· By Julia Boase

What Influences How We Feed Our Family? Part 1

This week’s blogpost is coming to you from my sick bed. The forced down time has actually been quite good for me as it’s enabled me to reflect on quite a few things. Something I find myself mulling over quite a bit, are all the factors that contribute to the choices we make about how we feed our family. 

What got me thinking about this, is that I let my 5yr old daughter clean her teeth both times today by herself. Now I know ideally that a parent should assist with teeth cleaning at this age and that kids don’t have the manual dexterity to clean their teeth properly until around 7-8yrs of age. Most of the time I try to help her because I want her to have great teeth and be without dental problems. But you know what? Today I just did not have the capacity to go and help her. It was a combination of being sick, feeling tired and just plain flat and I thought you know what - she can just manage by herself. 
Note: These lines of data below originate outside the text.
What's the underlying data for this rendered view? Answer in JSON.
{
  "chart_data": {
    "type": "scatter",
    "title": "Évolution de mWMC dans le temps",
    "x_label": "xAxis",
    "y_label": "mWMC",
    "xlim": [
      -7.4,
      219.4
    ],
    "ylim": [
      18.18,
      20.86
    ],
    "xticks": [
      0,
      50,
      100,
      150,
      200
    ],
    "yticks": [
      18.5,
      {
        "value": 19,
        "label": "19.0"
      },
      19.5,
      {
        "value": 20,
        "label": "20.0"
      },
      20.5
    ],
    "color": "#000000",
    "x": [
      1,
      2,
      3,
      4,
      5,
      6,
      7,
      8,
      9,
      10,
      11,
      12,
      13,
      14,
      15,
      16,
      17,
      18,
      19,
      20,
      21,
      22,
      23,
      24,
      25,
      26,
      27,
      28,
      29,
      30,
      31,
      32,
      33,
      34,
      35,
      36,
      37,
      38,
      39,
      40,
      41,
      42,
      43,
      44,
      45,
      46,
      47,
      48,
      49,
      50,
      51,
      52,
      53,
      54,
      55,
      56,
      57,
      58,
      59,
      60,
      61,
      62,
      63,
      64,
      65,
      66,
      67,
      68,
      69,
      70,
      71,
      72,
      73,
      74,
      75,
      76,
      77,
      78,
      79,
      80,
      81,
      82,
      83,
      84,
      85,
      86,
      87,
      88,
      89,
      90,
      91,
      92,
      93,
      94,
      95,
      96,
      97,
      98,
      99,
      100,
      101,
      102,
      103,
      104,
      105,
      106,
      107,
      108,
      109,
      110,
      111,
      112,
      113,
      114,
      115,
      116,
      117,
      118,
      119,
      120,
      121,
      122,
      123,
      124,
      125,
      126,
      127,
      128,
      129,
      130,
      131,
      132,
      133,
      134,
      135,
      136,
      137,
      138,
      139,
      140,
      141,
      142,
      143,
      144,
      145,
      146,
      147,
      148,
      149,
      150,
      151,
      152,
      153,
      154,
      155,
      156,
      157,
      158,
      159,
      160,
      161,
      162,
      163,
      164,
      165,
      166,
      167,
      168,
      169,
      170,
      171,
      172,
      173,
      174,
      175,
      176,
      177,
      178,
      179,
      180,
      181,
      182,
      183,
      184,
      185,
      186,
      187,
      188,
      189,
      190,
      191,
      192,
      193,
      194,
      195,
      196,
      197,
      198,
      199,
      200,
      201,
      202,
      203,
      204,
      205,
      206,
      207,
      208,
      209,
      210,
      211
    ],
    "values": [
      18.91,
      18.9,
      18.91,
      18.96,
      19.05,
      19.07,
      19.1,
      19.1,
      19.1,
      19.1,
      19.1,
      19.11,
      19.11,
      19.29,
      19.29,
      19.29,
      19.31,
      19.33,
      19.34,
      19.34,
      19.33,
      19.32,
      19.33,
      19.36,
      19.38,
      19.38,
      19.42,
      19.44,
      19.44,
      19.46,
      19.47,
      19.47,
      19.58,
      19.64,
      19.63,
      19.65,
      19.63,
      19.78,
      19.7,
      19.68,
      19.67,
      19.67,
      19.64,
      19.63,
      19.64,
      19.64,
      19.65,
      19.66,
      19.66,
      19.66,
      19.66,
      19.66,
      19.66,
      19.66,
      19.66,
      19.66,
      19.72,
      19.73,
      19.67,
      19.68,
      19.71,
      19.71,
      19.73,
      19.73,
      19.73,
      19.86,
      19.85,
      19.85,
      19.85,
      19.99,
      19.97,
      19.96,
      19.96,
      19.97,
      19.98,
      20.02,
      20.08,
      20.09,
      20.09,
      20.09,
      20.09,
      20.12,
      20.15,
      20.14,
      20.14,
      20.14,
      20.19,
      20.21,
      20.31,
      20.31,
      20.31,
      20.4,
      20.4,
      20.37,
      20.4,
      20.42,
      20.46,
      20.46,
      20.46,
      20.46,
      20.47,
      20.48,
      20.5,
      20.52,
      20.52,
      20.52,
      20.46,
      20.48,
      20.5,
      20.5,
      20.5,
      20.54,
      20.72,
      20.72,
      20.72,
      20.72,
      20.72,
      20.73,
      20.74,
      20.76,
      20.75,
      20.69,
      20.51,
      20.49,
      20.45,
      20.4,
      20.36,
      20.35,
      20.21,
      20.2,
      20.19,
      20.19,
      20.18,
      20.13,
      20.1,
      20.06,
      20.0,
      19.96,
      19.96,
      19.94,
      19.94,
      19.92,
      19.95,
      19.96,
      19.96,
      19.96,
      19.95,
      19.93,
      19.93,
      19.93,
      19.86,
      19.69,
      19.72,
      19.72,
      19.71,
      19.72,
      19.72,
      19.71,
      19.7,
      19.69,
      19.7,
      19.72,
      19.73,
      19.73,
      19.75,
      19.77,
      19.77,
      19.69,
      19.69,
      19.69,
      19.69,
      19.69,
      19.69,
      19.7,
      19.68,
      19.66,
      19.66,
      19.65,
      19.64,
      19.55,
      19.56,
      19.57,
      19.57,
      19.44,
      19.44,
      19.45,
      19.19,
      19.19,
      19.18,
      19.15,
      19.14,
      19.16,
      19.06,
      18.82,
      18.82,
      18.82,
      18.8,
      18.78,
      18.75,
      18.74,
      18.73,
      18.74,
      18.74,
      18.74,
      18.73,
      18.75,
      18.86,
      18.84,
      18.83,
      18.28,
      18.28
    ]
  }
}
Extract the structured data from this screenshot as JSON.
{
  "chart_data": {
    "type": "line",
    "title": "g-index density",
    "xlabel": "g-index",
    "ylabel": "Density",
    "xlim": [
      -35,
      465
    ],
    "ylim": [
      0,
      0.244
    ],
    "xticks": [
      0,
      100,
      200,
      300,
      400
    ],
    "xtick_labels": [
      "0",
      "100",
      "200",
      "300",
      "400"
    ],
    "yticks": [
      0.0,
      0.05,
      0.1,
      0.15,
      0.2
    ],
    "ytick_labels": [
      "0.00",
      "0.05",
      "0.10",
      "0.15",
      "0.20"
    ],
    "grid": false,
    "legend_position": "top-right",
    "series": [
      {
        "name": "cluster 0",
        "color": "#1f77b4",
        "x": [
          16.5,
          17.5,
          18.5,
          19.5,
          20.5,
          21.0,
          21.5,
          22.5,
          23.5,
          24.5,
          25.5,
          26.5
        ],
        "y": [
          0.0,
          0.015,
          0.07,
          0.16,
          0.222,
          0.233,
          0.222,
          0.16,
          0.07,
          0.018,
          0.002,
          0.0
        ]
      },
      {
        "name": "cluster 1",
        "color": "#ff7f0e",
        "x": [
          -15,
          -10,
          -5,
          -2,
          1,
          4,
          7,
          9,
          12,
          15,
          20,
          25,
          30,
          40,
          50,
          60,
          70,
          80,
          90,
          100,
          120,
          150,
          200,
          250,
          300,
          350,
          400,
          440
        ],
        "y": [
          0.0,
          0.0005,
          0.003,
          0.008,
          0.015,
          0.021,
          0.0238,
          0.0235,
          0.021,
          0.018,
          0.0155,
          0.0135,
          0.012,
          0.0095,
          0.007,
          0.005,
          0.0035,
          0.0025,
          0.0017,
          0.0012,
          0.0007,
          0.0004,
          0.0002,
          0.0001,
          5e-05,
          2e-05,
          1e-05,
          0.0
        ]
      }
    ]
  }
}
Then I started to think about how this applies to food as well. There is just so much judgement on everything we do as parents these days (maybe there always was, I don’t know, I can only account for what I’ve seen and experienced myself). I recalled a newspaper article I read a few years ago now that was based around the results of a lunch box audit (that’s icky already right there in my books), where an “expert’ was called in to critique the lunch boxes.  There were lots of comments about how could parents just grab a bunch of snacks and call it lunch? But also comments like “why aren’t people repurposing their leftovers from dinner?”. The whole tone of the article was judgy and implying the inherent laziness of the parents. I’ve thought a lot about this article over the years. God knows I try hard to put together a nutritious and appealing lunch box for my kids, but they’re never perfect and that’s me, who is very invested in health and nutrition. I’m sure if you’re the CEO of a bank, then you probably think a lot less about lunch boxes than I do, but you probably do a bloody good job of teaching your kids about savings, mortgages and compound interest - things I don’t do well. 

And that brings me to the concept of capacity. Each of us as parents only has the capacity to take on so much each day. Our capacity to manage every aspect of our lives is determined by so many things, for example your mental health, financial status, working hours, social and emotional supports, number of children you’re caring for etc etc. On top of this, each of us will prioritise things that are important to us and each of us bring a “learned experience of food and eating” from our own childhoods.

And these are the things that influence the choices we make when it comes to putting food on the table or in a lunch box, not “laziness” as the above article I mentioned suggested. 

Whilst I know that good nutrition is important for kids, I also know that it can come in all shapes and sizes, and means different things to different families. I also know that nutrition is best measured as patterns over time and not determined by a single food or meal. 

The concept of the “Good Enough Mother” was coined by paediatrician and psychoanalyst D.W. Winnicott in 1953 to describe the characteristics of parenting that were “good enough” and lead to stable and happy families and children. He relates the term to a  process of parenting where the mother starts out as “hyper-responsive” to her infants needs, but relaxes this as the child grows and develops. He champions that the goal is not to be a perfect parent, but rather that the good enough parent (who is not always immediately available, but is mostly reliable) is actually important for developing autonomy and independence in our kids. 

I like to apply this concept to feeding our kids. We don’t have to get it perfect all of the time, because gods knows that’s something most of us couldn’t achieve no matter how hard we tried. Perhaps in your family, your family dinners rock, but your lunch boxes will only ever be so so, or maybe you’re the expert egg cooker at breakfast and you make a mean sandwich for the lunches, but dinner is a bit cobbled together because no one has the time or energy come night time. 

I think this has to be ok. 

I think what I’m trying to recognise is that being responsible for feeding your family is hard work. Most of us want to do the best job that we can for our kids, but there are always going to be limitations. Since you’ve found your way here, I hope that some my interest, enthusiasm and ideas for feeding kids can help you with the daily struggle. And in the mean time, if you’ve got tips on teaching kids about compound interest - I’m all ears!